Comment #0 by kurt.krueckeberg — 2021-12-09T14:14:25Z
I am new to D, but the code example explanation in section 12.6 is confusing. The code example in section 12.6 refers to the "slice operator": "When the slice operator appears as the left-hand side of an assignment expression, it means that the contents of the array are the target of the assignment rather than a reference to the array..." Is there really a special "slice operator"? The operator used in the example in section 12.6 is array index operator, []. So shouldn't the explanation be changed to refer to the index operator (being applied to a slice that appears on the left-hand side of an assignment statement)? To me, it is clearer to say something like: "When the slice appears on the left-hand side of an assignment with the index operator, it means that the contents of the array are the target of the assignment rather than a reference to the array..." Or to say: "When the slice is indexed with the [] operator and it appears on the left-hand side of an assignment, it means that the contents of the array are the target of the assignment rather than a reference to the array..." Or simply: "When the slice is indexed and it appears on the left-hand side of an assignment, it means that the contents of the array are the target of the assignment rather than a reference to the array..."

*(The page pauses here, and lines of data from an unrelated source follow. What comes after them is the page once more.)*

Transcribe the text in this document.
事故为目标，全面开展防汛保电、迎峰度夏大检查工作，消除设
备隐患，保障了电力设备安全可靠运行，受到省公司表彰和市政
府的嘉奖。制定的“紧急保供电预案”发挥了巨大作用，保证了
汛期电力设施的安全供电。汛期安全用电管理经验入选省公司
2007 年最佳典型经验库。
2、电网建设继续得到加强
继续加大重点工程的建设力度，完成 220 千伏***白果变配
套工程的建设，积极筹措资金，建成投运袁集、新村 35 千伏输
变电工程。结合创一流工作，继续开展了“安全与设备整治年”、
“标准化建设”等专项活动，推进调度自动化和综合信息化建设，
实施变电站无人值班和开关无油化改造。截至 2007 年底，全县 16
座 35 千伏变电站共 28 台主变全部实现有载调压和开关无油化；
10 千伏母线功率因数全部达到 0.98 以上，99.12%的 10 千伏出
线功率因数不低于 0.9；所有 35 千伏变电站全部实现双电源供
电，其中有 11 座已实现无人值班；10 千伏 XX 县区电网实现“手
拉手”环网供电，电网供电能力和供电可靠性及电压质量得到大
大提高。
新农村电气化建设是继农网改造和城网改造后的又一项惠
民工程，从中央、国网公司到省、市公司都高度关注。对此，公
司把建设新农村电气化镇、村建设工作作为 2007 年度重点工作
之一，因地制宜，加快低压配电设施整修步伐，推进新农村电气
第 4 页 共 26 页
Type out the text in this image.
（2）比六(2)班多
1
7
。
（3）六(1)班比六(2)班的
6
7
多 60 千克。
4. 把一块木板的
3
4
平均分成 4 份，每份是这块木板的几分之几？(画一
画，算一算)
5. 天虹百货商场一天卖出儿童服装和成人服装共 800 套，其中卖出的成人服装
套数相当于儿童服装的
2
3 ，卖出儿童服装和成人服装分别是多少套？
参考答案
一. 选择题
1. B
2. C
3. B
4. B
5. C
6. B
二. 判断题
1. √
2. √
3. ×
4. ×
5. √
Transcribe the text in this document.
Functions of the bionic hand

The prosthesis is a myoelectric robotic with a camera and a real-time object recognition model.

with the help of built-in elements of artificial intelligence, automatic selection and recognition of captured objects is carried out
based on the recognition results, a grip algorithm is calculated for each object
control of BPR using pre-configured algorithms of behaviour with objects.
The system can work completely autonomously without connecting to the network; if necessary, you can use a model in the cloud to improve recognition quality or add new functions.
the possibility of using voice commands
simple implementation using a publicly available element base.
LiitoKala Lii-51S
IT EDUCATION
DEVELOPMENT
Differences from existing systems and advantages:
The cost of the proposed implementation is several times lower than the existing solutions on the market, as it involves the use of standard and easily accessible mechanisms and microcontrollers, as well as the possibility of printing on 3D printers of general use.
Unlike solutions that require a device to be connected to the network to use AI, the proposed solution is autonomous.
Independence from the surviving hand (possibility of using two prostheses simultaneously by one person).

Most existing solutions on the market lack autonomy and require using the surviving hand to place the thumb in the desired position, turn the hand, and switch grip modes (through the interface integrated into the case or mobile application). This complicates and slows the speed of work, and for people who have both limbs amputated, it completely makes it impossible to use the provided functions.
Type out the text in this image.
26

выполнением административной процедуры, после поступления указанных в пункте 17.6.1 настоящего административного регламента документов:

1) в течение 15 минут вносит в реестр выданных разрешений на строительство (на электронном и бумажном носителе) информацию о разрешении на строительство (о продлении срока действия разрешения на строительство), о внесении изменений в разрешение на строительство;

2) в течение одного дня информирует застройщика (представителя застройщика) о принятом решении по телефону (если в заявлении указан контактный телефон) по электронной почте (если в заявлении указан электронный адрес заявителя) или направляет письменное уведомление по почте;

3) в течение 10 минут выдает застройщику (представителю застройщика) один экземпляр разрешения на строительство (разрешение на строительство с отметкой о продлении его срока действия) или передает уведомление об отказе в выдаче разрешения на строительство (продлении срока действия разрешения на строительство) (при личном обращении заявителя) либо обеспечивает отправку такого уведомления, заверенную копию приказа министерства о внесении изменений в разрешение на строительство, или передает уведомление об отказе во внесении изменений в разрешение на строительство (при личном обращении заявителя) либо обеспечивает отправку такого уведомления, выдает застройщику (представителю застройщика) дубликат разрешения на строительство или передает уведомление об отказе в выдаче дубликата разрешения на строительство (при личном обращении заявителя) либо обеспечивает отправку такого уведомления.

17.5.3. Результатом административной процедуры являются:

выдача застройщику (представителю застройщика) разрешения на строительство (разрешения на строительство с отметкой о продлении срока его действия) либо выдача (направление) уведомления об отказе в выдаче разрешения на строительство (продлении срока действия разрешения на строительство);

Comment #1 by andrej.mitrovich — 2022-07-06T07:55:39Z
(In reply to Kurt Krueckeberg from comment #0) > I am new to D, but the code example explanation in section 12.6 is > confusing. The code example in section 12.6 refers to the "slice operator": > > "When the slice operator appears as the left-hand side of an assignment > expression, it means that the contents of the array are the target of the > assignment rather than a reference to the array..." > > Is there really a special "slice operator"? The operator used in the example > in section 12.6 is array index operator, []. So shouldn't the explanation > be changed to refer to the index operator (being applied to a slice that > appears on the left-hand side of an assignment statement)? To me, it is > clearer to say something like: > > "When the slice appears on the left-hand side of an assignment with the > index operator, it means that the contents of the array are the target of > the assignment rather than a reference to the array..." > > Or to say: > > "When the slice is indexed with the [] operator and it appears on the > left-hand side of an assignment, it means that the contents of the array are > the target of the assignment rather than a reference to the array..." > > Or simply: > > "When the slice is indexed and it appears on the left-hand side of an > assignment, it means that the contents of the array are the target of the > assignment rather than a reference to the array..." The slice operator is specifically `[]` or `[1..2]`. And you can think of `[]` as being the same as `[0..$]`, where $ is the array length. The index operator is `[1]` for example. It doesn't return a slice of the original array, it returns a single element from the array. That's indexing, not slicing. Perhaps there should be better documentation about the difference between the two though.